New York City’s Plan to Become #1 City in Digital Tech
Yesterday, New York City mayor Mike Bloomberg and NYC chief digital officer Rachel Sterne unveiled an ambitious set of proposals for becoming the #1 digital city in America. Following a 90-day review of the city’s current place and progress in digital initiatives, here’s the ambitious set of objectives they’ve come up with: (via TechCrunch via Marketing Pilgrim)
Before the end of July, to launch the city’s first, “streamlined” Facebook page, and integrate Facebook sharing features on Nyc.gov, eventually creating opportunities for New Yorkers to voice their opinions, engage in discussions, ask questions and participate in citywide polls via Facebook.
Add public spaces to Foursquare, and launch a custom Foursquare badge encouraging visits to City spaces such as parks and cultural centers.
Develop a partnership between Foursquare and NYC’s Department of Small Business Services to distribute a small business, Foursquare tool-kit for local companies.
Launch an @nycgov Twitter account to provide residents with a “one-stop shop” for real-time updates on City news and services.
Become the first city to use Twitter’s just-announced Fast Follow service, which will allow New Yorkers to receive @nycgov Twitter updates via SMS by texting “follow nycgov” to 40404. (Neither a computer nor Twitter account is required to receive @nycgov Tweets via SMS text message.)
Begin training city agencies that currently use social media, working with Tumblr, in particular to build city agency pages and train them in social media design and best practices.
Redesign NYC.gov, hosting a hackathon at the local co-work space and incubator, General Assemb.ly, to gather ideas for this effort.
Create an advisory group within NYC government called SMART (Social Media Advisory & Research Taskforce) to manage the city’s social media feeds, evaluate new platforms and make recommendations on social media tools and strategies to all city agencies…updating guidelines and policies
Increase digital access among New Yorkers by introducing WiFi to more public spaces through federally funded initiatives, launching education and outreach efforts to increase broadband internet adoption and supporting more broadband choices citywide.
While some of these services admittedly remain a little niche — how many of New York City’s 8.2 million inhabitants actually use Tumblr or Foursquare, for instance? — given the glacial pace at which so many government bodies adopt new technology and media, it’s heartening to see the city take at least them seriously.

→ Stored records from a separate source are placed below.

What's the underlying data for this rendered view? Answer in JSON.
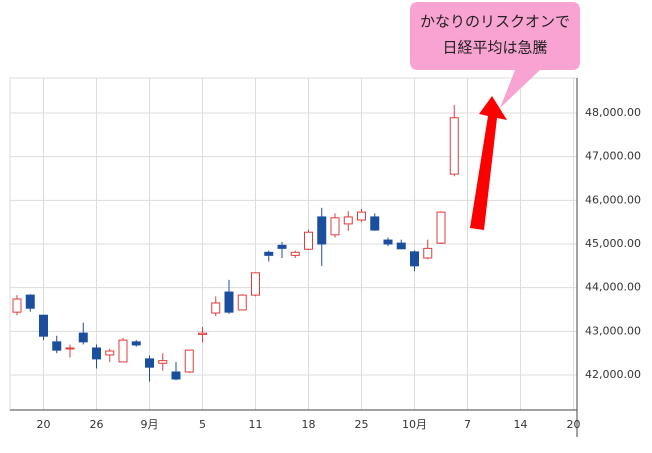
{
  "chart_data": {
    "type": "candlestick",
    "categories": [
      null,
      null,
      "20",
      null,
      null,
      null,
      "26",
      null,
      null,
      null,
      "9月",
      null,
      null,
      null,
      "5",
      null,
      null,
      null,
      "11",
      null,
      null,
      null,
      "18",
      null,
      null,
      null,
      "25",
      null,
      null,
      null,
      "10月",
      null,
      null,
      null,
      "7",
      null,
      null,
      null,
      "14",
      null,
      null,
      null,
      "20"
    ],
    "open": [
      43440,
      43830,
      43370,
      42760,
      42600,
      42960,
      42620,
      42460,
      42300,
      42760,
      42370,
      42270,
      42070,
      42070,
      42930,
      43420,
      43900,
      43490,
      43830,
      44810,
      44970,
      44740,
      44880,
      45620,
      45210,
      45460,
      45550,
      45620,
      45090,
      45020,
      44820,
      44680,
      45020,
      46600,
      null,
      null,
      null,
      null,
      null,
      null,
      null,
      null,
      null
    ],
    "high": [
      43830,
      43850,
      43380,
      42900,
      42700,
      43200,
      42700,
      42600,
      42850,
      42800,
      42450,
      42500,
      42300,
      42580,
      43100,
      43800,
      44180,
      43850,
      44350,
      44850,
      45050,
      44850,
      45330,
      45830,
      45700,
      45750,
      45800,
      45700,
      45150,
      45100,
      44850,
      45100,
      45750,
      48180,
      null,
      null,
      null,
      null,
      null,
      null,
      null,
      null,
      null
    ],
    "low": [
      43370,
      43450,
      42800,
      42500,
      42400,
      42700,
      42150,
      42300,
      42300,
      42650,
      41850,
      42100,
      41880,
      42050,
      42750,
      43350,
      43400,
      43480,
      43800,
      44600,
      44680,
      44680,
      44860,
      44500,
      45150,
      45300,
      45500,
      45300,
      44950,
      44880,
      44380,
      44650,
      45000,
      46550,
      null,
      null,
      null,
      null,
      null,
      null,
      null,
      null,
      null
    ],
    "close": [
      43740,
      43530,
      42890,
      42570,
      42620,
      42760,
      42370,
      42550,
      42800,
      42690,
      42180,
      42330,
      41910,
      42570,
      42960,
      43650,
      43440,
      43830,
      44340,
      44740,
      44900,
      44810,
      45270,
      45000,
      45600,
      45620,
      45730,
      45320,
      45000,
      44890,
      44500,
      44900,
      45730,
      47890,
      null,
      null,
      null,
      null,
      null,
      null,
      null,
      null,
      null
    ],
    "up_color": "#e03c3c",
    "down_color": "#1b4f9e",
    "ylim": [
      41200,
      48800
    ],
    "yticks": [
      {
        "value": 42000,
        "label": "42,000.00"
      },
      {
        "value": 43000,
        "label": "43,000.00"
      },
      {
        "value": 44000,
        "label": "44,000.00"
      },
      {
        "value": 45000,
        "label": "45,000.00"
      },
      {
        "value": 46000,
        "label": "46,000.00"
      },
      {
        "value": 47000,
        "label": "47,000.00"
      },
      {
        "value": 48000,
        "label": "48,000.00"
      }
    ],
    "grid": true,
    "annotation": {
      "lines": [
        "かなりのリスクオンで",
        "日経平均は急騰"
      ]
    }
  }
}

Even if one dismisses the social media channels as so much foofaraw, a good city website can make a big difference to inhabitants, and nyc.gov — which got more than 200 million pageviews in 2010 — is better than many. Of course, a spiffy online presence is not the same thing as the civic and social measures needed to effect long-term change, but considering the singularity of political will needed to get much of anything done in New York, focusing on the achievable for now seems a good start.